Implicar al sector privado en la crisis de vivienda

El mensaje político de fondo es claro: el Govern quiere que los propietarios de inmuebles terciarios —oficinas, hoteles, aparcamientos, locales— dejen de ser espectadores de la crisis habitacional. Albiach lo resumió sin rodeos en la rueda de prensa: «no se puede lavar las manos frente a la crisis salvaje de vivienda», defendiendo que todos los agentes, también los privados, deben «remar» en la misma dirección.

Paneque, por su parte, insistió en que ampliar el parque público de vivienda protegida es ya una prioridad inaplazable para el Ejecutivo catalán, y subrayó que la protección otorgada a estas nuevas viviendas será permanente: en ningún caso podrán pasar a régimen libre ni cambiar de uso residencial en el futuro.

¿De dónde saldrán esas viviendas VPO? La reconversión de edificios terciarios

La proposición de ley permite transformar en VPO edificios situados en suelo de uso terciario —oficinas, hoteles o aparcamientos privados en altura— siempre que al menos la mitad de la superficie construida se destine a vivienda protegida. También se contempla la reconversión de despachos y oficinas dentro de edificios ya existentes, con la condición de que la superficie afectada, tanto en cambio de uso como en subdivisiones, cumpla íntegramente con el estándar de VPO.

En el caso de los locales comerciales en planta baja, la reconversión no será automática: cada ayuntamiento deberá determinar, mediante acuerdo de pleno, en qué zonas se permite este cambio de uso, con el fin de proteger los ejes comerciales y evitar el vaciado del pequeño comercio de proximidad.

Todas las viviendas resultantes, sea cual sea la vía de creación, deberán tener una superficie mínima de 50 metros cuadrados, cumplir la normativa de habitabilidad vigente y contar con cédula de habitabilidad.

Incrementar la edificabilidad de suelos y levantar nuevas plantas

Más allá del cambio de uso puro, la ley abre la puerta a aumentar la edificabilidad en dos escenarios distintos.

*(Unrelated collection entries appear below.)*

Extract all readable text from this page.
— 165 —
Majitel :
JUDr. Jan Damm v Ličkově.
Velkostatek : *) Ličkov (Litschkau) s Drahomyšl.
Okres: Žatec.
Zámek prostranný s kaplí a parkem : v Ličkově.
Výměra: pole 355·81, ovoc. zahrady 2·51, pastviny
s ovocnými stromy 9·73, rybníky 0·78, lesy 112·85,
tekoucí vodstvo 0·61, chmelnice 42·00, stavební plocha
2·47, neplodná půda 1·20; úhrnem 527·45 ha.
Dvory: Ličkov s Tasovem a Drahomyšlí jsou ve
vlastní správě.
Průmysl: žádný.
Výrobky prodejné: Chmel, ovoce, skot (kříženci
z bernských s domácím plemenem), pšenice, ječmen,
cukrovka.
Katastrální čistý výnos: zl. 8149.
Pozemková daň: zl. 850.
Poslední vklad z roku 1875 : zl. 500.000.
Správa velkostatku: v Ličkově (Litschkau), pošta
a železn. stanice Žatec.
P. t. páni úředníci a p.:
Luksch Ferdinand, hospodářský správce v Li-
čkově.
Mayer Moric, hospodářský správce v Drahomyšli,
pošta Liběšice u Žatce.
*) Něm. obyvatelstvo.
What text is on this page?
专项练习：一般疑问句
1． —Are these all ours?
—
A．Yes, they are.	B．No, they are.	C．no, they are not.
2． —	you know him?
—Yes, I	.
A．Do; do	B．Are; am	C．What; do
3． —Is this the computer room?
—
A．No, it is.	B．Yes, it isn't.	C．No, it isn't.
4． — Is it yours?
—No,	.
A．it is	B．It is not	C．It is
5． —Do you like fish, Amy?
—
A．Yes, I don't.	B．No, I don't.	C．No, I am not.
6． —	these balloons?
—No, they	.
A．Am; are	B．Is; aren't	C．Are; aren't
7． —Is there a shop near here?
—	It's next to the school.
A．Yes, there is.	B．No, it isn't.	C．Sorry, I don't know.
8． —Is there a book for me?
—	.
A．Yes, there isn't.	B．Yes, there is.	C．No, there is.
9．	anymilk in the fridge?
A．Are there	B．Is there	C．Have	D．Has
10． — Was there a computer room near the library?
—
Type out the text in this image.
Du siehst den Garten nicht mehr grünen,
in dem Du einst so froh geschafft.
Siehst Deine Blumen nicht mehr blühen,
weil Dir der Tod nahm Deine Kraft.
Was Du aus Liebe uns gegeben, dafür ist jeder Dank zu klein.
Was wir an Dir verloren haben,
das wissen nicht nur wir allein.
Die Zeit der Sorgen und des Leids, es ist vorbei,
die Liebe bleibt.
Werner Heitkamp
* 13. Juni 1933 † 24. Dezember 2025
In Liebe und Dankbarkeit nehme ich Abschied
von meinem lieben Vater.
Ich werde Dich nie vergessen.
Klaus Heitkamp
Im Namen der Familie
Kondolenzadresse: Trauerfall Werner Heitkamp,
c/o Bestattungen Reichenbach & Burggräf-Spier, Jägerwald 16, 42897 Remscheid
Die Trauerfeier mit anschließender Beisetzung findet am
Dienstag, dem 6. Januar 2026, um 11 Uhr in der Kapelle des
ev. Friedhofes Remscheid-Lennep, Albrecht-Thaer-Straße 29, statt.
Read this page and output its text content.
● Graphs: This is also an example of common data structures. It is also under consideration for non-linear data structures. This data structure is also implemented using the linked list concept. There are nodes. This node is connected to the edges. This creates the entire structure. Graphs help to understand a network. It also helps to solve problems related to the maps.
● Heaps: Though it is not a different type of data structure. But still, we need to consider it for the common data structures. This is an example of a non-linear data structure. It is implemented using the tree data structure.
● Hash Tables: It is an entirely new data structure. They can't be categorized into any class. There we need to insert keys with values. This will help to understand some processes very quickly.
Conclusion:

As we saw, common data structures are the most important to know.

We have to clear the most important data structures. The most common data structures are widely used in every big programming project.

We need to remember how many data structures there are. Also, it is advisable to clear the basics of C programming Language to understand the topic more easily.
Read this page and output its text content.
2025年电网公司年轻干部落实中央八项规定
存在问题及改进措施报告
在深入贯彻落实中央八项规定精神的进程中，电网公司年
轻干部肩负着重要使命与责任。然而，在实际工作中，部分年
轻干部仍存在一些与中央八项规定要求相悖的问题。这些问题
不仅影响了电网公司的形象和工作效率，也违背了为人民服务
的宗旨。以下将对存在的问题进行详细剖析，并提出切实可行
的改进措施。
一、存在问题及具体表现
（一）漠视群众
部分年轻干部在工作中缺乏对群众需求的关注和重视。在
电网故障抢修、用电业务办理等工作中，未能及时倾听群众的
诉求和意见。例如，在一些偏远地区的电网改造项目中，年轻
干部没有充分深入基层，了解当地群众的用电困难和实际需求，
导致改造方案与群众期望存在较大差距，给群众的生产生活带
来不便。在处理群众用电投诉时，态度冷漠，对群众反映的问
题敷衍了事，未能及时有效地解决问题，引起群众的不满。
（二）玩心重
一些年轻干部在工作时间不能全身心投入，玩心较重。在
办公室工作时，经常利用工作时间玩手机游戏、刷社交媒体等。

Por un lado, en edificios terciarios aislados —oficinas, hoteles o aparcamientos en altura— y en equipamientos comunitarios también aislados, los promotores podrán incrementar un 20% el techo edificable, incluso por encima de la altura máxima regulada, siempre que ese incremento se destine íntegramente a vivienda protegida.

Por otro lado, en suelos urbanos no consolidados y urbanizables donde ya está prevista la construcción de viviendas, se permitirá aumentar un 20% el número de unidades planificadas, también con destino exclusivo a VPO. Un promotor con licencia para 500 viviendas podría así llegar a 600, sumando 100 unidades protegidas adicionales a las ya exigidas por la reserva legal ordinaria.

La tercera vía habilitada es la de levantar nuevas plantas sobre edificios que ya han agotado su edificabilidad pero conservan altura remanente respecto a las medianeras de los inmuebles colindantes. Estas plantas adicionales deberán destinarse a VPO, y si en el futuro el edificio se sustituye por uno nuevo, este deberá mantener el mismo número de viviendas protegidas.

Casi 300 municipios catalanes y más de 15.000 viviendas

Según los cálculos de sus impulsores, la medida —con una vigencia inicial de cuatro años prorrogables a otros cuatro y evaluación bianual— podría generar entre 15.000 y 20.000 viviendas protegidas durante su primer periodo de aplicación. La iniciativa afectaría de forma directa a los 271 municipios catalanes declarados zona de mercado tensionado, donde reside cerca del 90% de la población catalana, además de otras localidades con demanda residencial acreditada.

El texto se registrará en el Parlament con tramitación de urgencia, con la voluntad de que entre en vigor antes de que finalice el año. PSC y Comuns necesitarán sumar apoyos adicionales para sacarlo adelante.

No todos los grupos han recibido la propuesta con entusiasmo. Tras la rueda de prensa, Junts acusó al Govern y a los Comuns de plantear un «ataque a la propiedad privada». La diputada Judith Toronjo defendió que su partido comparte la necesidad de más vivienda protegida, pero reprochó que la ley se haya negociado sin consultar al resto de fuerzas parlamentarias, y abogó por incentivos fiscales frente a lo que considera una fórmula más impositiva.